News:
United States
Immigration
In New York City, there’s an ongoing court case over whether New York City can extend voting rights in local elections to certain noncitizens entered a Staten Island courtroom on Tuesday, six months after Local Law 11 took effect in January, according to Gothamist. The Council passed the measure in December that would allow those who have resided in the city for more than 30 days and are authorized to live and work here to register to vote in local elections. That could activate more than 800,000 New Yorkers to vote starting next year, when they would first be able to cast a ballot in a city election. Many Republicans in the city believe they can win the court case because the state constitution explicitly says citizens when talking about voting.
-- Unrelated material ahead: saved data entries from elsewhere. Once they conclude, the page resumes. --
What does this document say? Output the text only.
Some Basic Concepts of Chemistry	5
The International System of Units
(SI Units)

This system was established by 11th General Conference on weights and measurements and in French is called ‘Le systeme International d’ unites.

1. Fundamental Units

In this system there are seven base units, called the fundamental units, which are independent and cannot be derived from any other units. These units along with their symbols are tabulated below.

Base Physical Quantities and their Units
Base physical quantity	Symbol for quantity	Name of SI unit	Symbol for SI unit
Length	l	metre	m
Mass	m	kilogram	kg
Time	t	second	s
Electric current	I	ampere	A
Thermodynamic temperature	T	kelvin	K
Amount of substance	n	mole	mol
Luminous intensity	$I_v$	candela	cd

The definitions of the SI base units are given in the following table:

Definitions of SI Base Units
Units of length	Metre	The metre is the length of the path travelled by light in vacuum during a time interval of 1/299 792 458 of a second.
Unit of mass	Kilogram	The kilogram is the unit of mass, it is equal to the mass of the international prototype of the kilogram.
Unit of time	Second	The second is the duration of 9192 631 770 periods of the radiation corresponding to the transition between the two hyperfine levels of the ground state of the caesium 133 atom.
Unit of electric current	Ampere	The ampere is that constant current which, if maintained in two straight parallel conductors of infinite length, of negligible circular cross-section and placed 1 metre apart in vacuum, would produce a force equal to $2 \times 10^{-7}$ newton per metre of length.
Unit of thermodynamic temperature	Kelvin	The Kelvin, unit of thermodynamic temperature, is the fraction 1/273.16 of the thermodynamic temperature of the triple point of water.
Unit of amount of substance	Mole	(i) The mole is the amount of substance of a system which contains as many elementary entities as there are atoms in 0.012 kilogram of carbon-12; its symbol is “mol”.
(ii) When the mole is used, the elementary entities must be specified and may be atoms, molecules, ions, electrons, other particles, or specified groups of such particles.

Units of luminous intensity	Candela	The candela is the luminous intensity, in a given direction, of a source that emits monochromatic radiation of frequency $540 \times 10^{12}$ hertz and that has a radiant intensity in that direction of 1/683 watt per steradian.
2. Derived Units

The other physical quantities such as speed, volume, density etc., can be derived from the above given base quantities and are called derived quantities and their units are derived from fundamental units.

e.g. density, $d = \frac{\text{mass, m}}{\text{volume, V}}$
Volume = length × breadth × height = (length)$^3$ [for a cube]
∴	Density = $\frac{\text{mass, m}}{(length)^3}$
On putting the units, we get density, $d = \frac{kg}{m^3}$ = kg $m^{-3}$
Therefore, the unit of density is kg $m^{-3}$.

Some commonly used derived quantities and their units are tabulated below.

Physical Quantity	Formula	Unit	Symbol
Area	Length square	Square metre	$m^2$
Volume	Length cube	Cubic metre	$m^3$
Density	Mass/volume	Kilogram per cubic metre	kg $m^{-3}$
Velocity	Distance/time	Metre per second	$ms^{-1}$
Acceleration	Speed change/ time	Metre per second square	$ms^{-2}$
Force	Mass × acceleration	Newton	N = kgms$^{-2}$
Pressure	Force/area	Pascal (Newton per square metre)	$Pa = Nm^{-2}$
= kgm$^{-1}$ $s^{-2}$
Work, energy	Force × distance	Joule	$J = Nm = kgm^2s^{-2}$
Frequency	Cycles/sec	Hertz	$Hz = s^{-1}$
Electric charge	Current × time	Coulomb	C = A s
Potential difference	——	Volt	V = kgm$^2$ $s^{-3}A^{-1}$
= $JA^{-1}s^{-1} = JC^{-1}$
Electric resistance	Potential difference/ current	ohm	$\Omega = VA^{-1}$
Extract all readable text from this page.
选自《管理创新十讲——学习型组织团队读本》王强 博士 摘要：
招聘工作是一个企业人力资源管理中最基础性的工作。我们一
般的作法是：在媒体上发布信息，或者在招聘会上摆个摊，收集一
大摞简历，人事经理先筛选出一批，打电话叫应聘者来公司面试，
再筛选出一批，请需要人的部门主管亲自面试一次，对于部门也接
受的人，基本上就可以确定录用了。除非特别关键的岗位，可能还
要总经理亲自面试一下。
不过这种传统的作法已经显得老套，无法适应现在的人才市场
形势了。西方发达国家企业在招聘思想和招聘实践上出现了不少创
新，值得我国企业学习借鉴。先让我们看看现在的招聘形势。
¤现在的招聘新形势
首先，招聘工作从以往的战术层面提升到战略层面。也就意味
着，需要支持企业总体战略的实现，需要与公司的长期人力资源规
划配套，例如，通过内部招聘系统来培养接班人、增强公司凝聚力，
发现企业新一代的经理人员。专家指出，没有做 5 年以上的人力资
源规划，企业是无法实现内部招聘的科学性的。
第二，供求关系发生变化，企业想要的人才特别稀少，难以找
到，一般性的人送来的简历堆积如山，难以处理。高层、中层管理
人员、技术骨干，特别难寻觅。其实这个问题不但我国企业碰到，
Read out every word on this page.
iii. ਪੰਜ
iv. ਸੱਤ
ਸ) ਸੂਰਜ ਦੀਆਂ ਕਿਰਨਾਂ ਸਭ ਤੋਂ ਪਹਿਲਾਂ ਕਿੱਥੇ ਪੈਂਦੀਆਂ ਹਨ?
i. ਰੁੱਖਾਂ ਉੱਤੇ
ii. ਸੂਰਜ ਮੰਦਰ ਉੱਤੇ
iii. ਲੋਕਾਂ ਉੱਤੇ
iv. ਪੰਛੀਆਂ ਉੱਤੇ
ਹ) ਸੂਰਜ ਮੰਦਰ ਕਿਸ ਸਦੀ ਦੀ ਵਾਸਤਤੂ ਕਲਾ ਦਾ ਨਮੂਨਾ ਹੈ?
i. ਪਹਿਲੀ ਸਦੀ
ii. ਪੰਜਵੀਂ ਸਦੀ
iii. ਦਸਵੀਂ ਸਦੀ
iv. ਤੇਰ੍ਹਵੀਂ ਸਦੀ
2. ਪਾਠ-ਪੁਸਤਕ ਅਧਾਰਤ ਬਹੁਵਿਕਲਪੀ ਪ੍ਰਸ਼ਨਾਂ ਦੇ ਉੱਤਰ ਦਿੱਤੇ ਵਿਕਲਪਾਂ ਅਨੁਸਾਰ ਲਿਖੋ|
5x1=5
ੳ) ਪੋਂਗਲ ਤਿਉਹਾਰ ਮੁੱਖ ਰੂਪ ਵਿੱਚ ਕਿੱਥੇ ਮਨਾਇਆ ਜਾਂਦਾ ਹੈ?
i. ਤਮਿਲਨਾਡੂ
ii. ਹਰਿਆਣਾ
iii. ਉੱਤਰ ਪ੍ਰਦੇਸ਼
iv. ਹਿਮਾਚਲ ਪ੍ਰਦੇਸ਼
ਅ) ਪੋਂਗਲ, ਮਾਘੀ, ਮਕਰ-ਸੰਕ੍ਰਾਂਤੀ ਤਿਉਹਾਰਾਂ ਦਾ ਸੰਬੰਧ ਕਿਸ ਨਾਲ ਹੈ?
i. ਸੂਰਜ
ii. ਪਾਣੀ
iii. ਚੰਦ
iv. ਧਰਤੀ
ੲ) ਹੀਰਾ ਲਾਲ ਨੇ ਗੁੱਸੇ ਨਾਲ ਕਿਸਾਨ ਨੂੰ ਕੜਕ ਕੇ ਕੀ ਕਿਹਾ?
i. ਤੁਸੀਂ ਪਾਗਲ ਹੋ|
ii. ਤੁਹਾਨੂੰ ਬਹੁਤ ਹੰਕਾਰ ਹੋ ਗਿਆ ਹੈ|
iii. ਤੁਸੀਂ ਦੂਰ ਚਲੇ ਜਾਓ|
A coalition of multinational corporations and the United States Chamber of Commerce is begging President Joe Biden’s administration to loosen rules for foreign H-1B visa workers in order to pack the labor market with more foreign workers, according to Breitbart News. In a letter to Biden’s Department of Homeland Security (DHS) Secretary Alejandro Mayorkas, the corporate coalition requests the administration allow the spouses and children of foreign H-1B visa workers to take jobs in the U.S. labor market.
The Republican Study Committee, led by Rep. Jim Banks of Indiana, has introduced a new proposal that would create an immigration plan to secure the American border, curb illegal immigration, and reform America’s legal immigration system to boost wages and grow the middle class, according to a report from Breitbart News. In addition, the RSC mentioned that its border proposal has introduced “dozens, if not hundreds, of bills to fix America’s immigration system and to fix the crisis at the southern border.” Among the chief focus of the proposals includes reforming asylum laws, which is now the main driver of migrants into the southern US, create a public charge rule to deny non-citizens of welfare, ending birthright citizenship, and ending certain immigrant visa categories though they did not endorsing reducing overall immigration numbers. Ultimately the GOP needs to get behind an overall immigration reduction from about 1.2 million to 400,000 annually.